In the hands of a lesser writer, we might find ourselves losing interest in a dead man's unremarkable past, but under the spell of McDermott's all-encompassing eye, "Charming Billy" becomes not just an illumination of Billy's life but of all the intersecting lives in his tight-knit Irish American community.

Deftly capturing, in beautifully rhythmic sentences, the ebb and flow of conversation at the post-funeral meal, McDermott involves readers in the debates regarding Billy's life. His sister takes the pragmatic view that "Alcoholism isn't a decision, it's a disease, and Billy would have had the disease whether he married the Irish girl or Maeve, whether he'd had kids or not. . . . Every alcoholic's life is pretty much the same." Billy's bachelor drinking buddy Dan Lynch holds a more romantic view: "I just don't think it credits a man's life to say he was in the clutches of a disease and that's what ruined him. Say he was too loyal. Say he was disappointed . . . But give him some credit for feeling, for having a hand in his own fate."

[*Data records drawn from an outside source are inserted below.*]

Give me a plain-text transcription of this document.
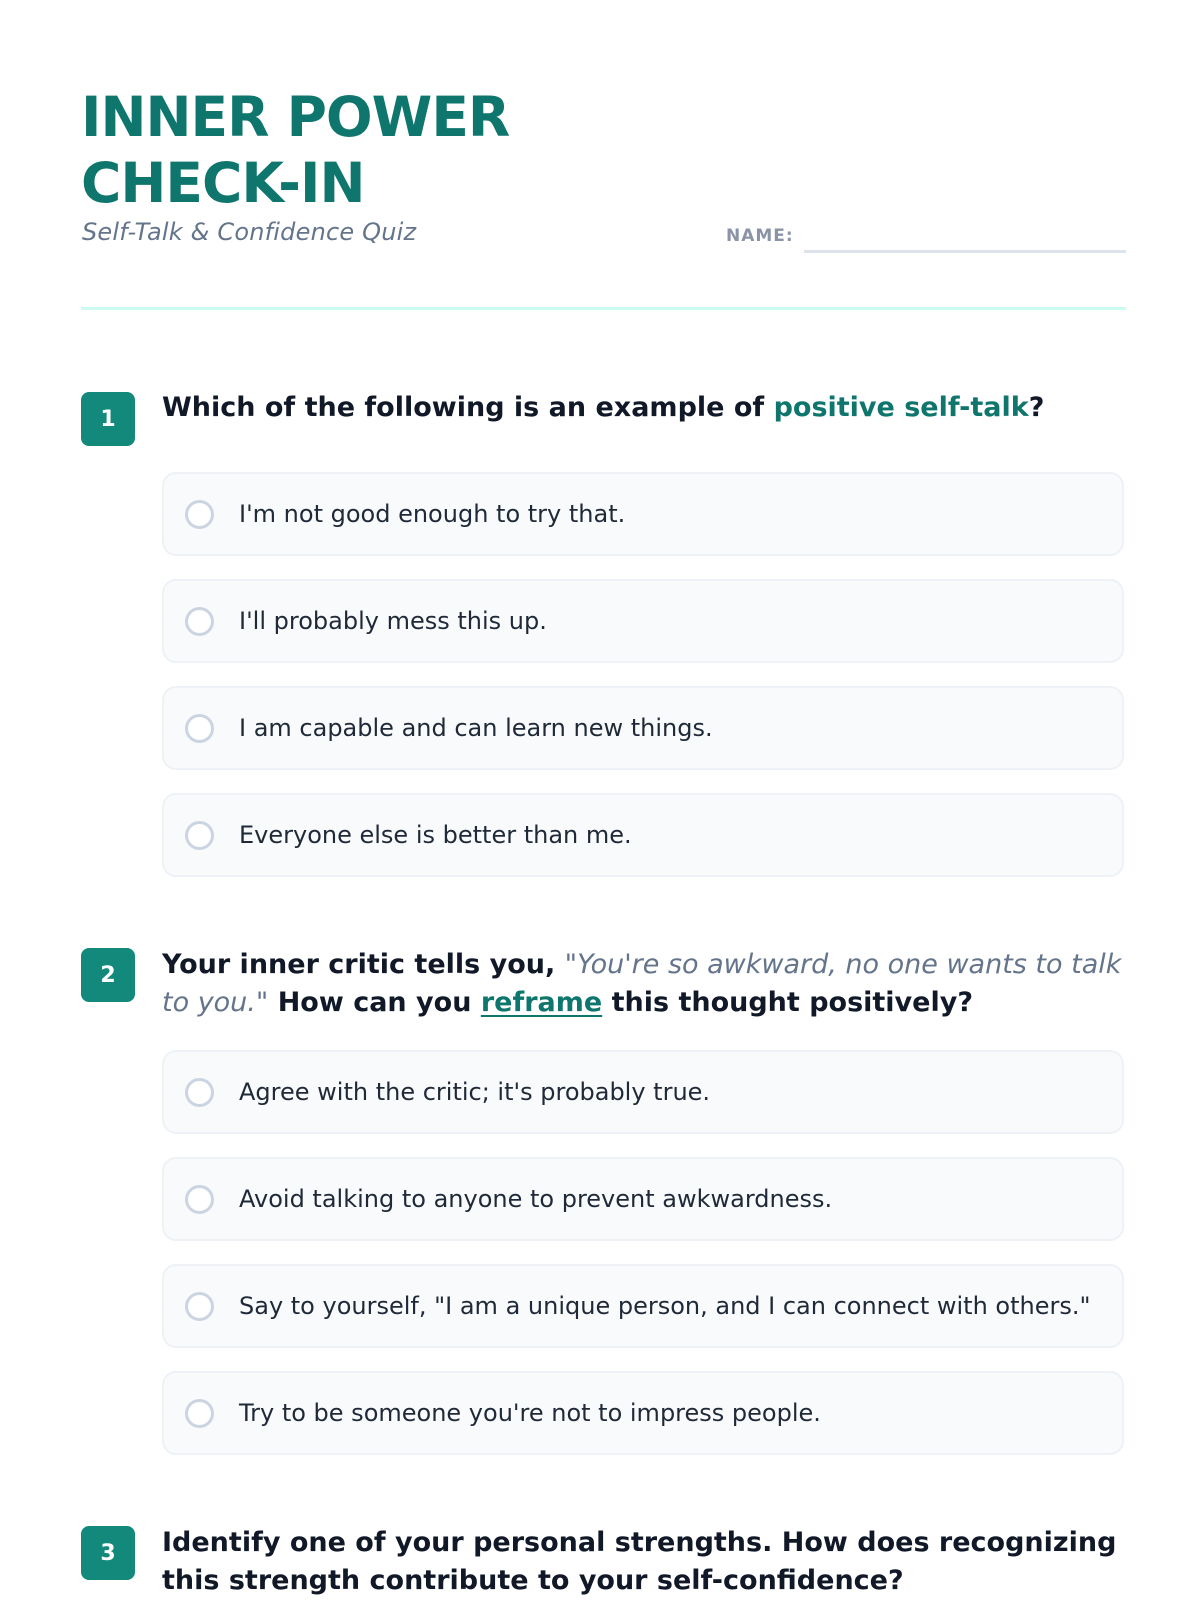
INNER POWER
CHECK-IN
Self-Talk & Confidence Quiz	NAME:
1	Which of the following is an example of positive self-talk?

I'm not good enough to try that.
I'll probably mess this up.
I am capable and can learn new things.
Everyone else is better than me.
2	Your inner critic tells you, "You're so awkward, no one wants to talk to you." How can you reframe this thought positively?

Agree with the critic; it's probably true.
Avoid talking to anyone to prevent awkwardness.
Say to yourself, "I am a unique person, and I can connect with others."
Try to be someone you're not to impress people.
3	Identify one of your personal strengths. How does recognizing this strength contribute to your self-confidence?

So why did Billy's life turn out so miserably? As the narrator's father fleshes out the speculations made at the 1983 funeral by telling her what really happened after Billy met the Irish girl in 1946, most readers will find themselves hooked. Just as the narrator constantly asks questions as she tries to understand not only Billy's life but her father's and her own, so too does the reader see how slippery "truth" is. As the events of Billy's life are laid bare, his mystery only deepens.

The author of the much-praised "At Weddings and Wakes," "The Bigamist's Daughter" and "That Night" has written a profound meditation on the power of storytelling. Like any great fiction writer, McDermott knows that mystery is precisely what keeps us intrigued. Just as Billy was seduced by the bar -- "A world where love . . . could be spoken of by a hand on the shoulder, a fresh drink placed on the bar, Good to see you, through welling tears, real ones now, Ah, Billy, it's always good to see you. Dark, sparkling, sprinkled with moments when the sound and smell and sight of the place . . . transported him, however briefly, to a summer night long ago when he was young and life was all promise . . ." -- so readers are only too happy to submit to the illusions that fiction creates: illusions that capture life more vividly than the so-called "facts" ever can.


Leah Odze Epstein lives and writes in New York City.